There are still some
Democrats who hearken back to an earlier time, when a Democratic candidate could
be pro-life like Whitman, who is actively and consistently so — opposing both
abortion and the death penalty. Whitman also talks up healthcare and a higher
minimum wage. And the young former Catholic Charities activist, whose sincerity
and idealism are obvious, has spoken well at a variety of forums, laying his
issues on the line without being over-provocative. Moreover, he has campaign
signs, lots of them, along the Poplar corridor and in other white middle-class
pockets. 

If there were a congeniality award,
he’d be a contender for it.

• Jesse
Blumenfeld
has materialized unexpectedly now and then with hard-core
progressive issues that might attract a following if Cohen, a liberal’s liberal
of established pedigree, weren’t already in the race. But Cohen is in the race, so
Blumenfeld, a self-styled “citizen advocate,” has few places to go to for votes.
Much in the manner of Tyson
Pratcher
(a recent dropout), Blumenfeld would have had his potential
constituency spoken for even if he had enough funding and organization to pitch
it some serious woo. But his themes are the kind that warm a progressive’s heart
— renewable energy, “healthcare for all,” disaster preparedness, privacy
advocacy, “economic justice.” He eschews “special interest” money, accepting
only private contributions of $50 or less — which is either high-minded or
making virtue of necessity. 

What makes Cohen Cohen, of course, is
not just the issues he advocates — which are anchored here and there with
conservative positions like support for the death penalty and the Second
Amendment — but long and practical experience with the quid pro quos of
government. It’s difficult to see how the Jesse Blumenfelds of the world,
however promising, can get there from here.

Joe Towns — as in
“Whatever happened to Joe Towns?” For the last decade or so, Towns has
represented District 84 — which comprises a lateral hunk of South Memphis — in
the state House of Representatives.
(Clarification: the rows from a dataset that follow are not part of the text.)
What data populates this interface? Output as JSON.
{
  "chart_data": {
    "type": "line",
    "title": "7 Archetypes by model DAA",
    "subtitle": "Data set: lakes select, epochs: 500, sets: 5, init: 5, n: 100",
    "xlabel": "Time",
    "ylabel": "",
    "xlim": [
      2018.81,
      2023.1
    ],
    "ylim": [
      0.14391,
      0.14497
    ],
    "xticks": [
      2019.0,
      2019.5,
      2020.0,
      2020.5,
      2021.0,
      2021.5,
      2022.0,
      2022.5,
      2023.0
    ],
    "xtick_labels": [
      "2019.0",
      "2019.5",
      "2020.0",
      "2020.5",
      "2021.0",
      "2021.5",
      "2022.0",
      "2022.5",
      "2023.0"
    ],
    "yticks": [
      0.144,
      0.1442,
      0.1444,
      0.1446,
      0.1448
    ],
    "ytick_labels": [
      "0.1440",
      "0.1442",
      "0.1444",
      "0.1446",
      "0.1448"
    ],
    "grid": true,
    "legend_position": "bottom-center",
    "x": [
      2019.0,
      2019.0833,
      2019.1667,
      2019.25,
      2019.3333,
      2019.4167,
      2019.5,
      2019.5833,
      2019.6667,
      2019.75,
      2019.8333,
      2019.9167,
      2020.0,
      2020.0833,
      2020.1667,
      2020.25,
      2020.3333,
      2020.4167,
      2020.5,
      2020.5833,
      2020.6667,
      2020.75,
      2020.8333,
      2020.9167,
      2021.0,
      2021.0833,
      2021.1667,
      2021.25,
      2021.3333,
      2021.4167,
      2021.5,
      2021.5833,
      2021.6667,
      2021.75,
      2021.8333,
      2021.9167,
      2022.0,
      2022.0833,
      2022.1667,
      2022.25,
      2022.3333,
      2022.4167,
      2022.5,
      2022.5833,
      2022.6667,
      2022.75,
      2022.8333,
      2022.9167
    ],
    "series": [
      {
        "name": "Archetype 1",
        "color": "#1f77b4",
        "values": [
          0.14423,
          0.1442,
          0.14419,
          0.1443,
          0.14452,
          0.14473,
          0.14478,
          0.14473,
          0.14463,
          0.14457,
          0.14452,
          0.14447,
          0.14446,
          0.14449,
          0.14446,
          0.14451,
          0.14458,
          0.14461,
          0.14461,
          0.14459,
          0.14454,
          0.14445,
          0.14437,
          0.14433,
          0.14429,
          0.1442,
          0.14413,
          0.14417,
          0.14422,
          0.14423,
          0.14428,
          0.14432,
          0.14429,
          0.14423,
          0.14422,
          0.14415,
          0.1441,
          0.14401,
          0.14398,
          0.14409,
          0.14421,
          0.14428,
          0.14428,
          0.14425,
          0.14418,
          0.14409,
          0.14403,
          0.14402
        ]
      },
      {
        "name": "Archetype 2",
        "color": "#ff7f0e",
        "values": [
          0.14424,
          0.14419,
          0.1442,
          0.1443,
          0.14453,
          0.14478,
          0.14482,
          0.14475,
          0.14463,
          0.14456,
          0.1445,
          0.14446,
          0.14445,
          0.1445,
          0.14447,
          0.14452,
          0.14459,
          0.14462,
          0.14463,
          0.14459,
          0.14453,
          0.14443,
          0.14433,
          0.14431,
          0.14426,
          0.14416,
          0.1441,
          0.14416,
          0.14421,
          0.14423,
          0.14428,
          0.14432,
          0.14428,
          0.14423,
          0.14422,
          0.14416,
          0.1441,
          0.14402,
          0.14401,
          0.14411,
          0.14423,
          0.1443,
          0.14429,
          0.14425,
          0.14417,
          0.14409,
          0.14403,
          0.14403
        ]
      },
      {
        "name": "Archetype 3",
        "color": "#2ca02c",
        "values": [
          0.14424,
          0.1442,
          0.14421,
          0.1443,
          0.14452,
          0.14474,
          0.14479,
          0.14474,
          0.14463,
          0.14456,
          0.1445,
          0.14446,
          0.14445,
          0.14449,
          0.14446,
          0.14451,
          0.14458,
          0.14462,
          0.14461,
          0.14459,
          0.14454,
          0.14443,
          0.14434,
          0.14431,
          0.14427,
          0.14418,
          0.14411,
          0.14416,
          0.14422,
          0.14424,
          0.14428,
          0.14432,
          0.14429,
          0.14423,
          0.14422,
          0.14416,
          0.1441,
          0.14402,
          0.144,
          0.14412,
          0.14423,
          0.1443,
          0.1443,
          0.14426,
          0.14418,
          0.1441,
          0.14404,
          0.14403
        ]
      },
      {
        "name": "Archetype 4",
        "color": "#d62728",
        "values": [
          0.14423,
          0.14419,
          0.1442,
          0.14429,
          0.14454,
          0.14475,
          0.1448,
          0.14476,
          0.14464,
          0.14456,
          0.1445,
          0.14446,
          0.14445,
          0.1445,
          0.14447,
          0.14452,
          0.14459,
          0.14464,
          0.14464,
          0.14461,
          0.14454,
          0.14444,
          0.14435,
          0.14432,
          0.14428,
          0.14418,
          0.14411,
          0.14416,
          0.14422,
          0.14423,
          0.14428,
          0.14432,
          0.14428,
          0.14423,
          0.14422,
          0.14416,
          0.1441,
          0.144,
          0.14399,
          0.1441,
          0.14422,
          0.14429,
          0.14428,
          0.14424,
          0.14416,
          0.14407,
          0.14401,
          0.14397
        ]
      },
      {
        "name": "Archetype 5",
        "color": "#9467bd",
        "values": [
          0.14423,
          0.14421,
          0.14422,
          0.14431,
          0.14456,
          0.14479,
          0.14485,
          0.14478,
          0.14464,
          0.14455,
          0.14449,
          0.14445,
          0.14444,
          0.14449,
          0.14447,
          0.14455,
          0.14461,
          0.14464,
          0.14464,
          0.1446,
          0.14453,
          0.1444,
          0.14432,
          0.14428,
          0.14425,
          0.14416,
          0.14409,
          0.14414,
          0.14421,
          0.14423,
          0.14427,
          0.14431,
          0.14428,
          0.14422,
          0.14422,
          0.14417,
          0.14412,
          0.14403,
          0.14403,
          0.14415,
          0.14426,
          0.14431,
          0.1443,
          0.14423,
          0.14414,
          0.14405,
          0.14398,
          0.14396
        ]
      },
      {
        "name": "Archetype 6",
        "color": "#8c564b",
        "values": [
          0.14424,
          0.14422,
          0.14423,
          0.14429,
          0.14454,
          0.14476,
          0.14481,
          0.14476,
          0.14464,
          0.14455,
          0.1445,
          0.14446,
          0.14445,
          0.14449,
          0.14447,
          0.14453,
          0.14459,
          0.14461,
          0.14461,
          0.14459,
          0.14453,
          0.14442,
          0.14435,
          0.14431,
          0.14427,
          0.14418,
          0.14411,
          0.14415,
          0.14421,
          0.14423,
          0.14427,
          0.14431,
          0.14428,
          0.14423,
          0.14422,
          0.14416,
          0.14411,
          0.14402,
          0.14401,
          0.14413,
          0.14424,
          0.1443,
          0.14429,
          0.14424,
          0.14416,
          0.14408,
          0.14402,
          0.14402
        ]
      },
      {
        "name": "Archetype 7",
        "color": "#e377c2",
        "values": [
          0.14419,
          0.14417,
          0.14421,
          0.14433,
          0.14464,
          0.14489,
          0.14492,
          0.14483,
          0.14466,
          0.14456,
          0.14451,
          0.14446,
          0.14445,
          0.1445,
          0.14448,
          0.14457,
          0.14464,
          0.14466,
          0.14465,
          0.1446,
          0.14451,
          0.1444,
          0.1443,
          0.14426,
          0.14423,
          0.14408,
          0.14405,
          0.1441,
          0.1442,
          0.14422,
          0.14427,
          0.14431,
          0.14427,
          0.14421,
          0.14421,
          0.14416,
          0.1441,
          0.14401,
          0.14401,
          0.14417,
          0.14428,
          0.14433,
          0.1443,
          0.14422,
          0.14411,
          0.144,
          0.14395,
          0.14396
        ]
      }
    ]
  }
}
The fact of his being an elected public
official already representing a part of the 9th congressional district (albeit
the merest sliver) should have given him a leg up in the race. But, aside from
his filing and his having appeared at one well-attended public forum, Towns has
done little to suggest that he’s actually running.

Indeed, aside from modest publicity
given his legislative activity during the session that ended in late May (on
behalf of expanding lottery benefits and other measures), Towns’ main notice of
late came from his having been mentioned during the extortion trial of former
state senator Roscoe Dixon.
The good news: bagman Barry
Myers
advised his supposed confederates against trying to involve the
independent-minded Towns in illicit activity. The bad news: Myers’ argument,
disingenuous or not, was that Towns lacked the kind of clout that would justify it.

What Towns does have enough clout to
do, along with the various other African-American candidates with established
constituencies, is further carve up a voter base that is already well-sliced.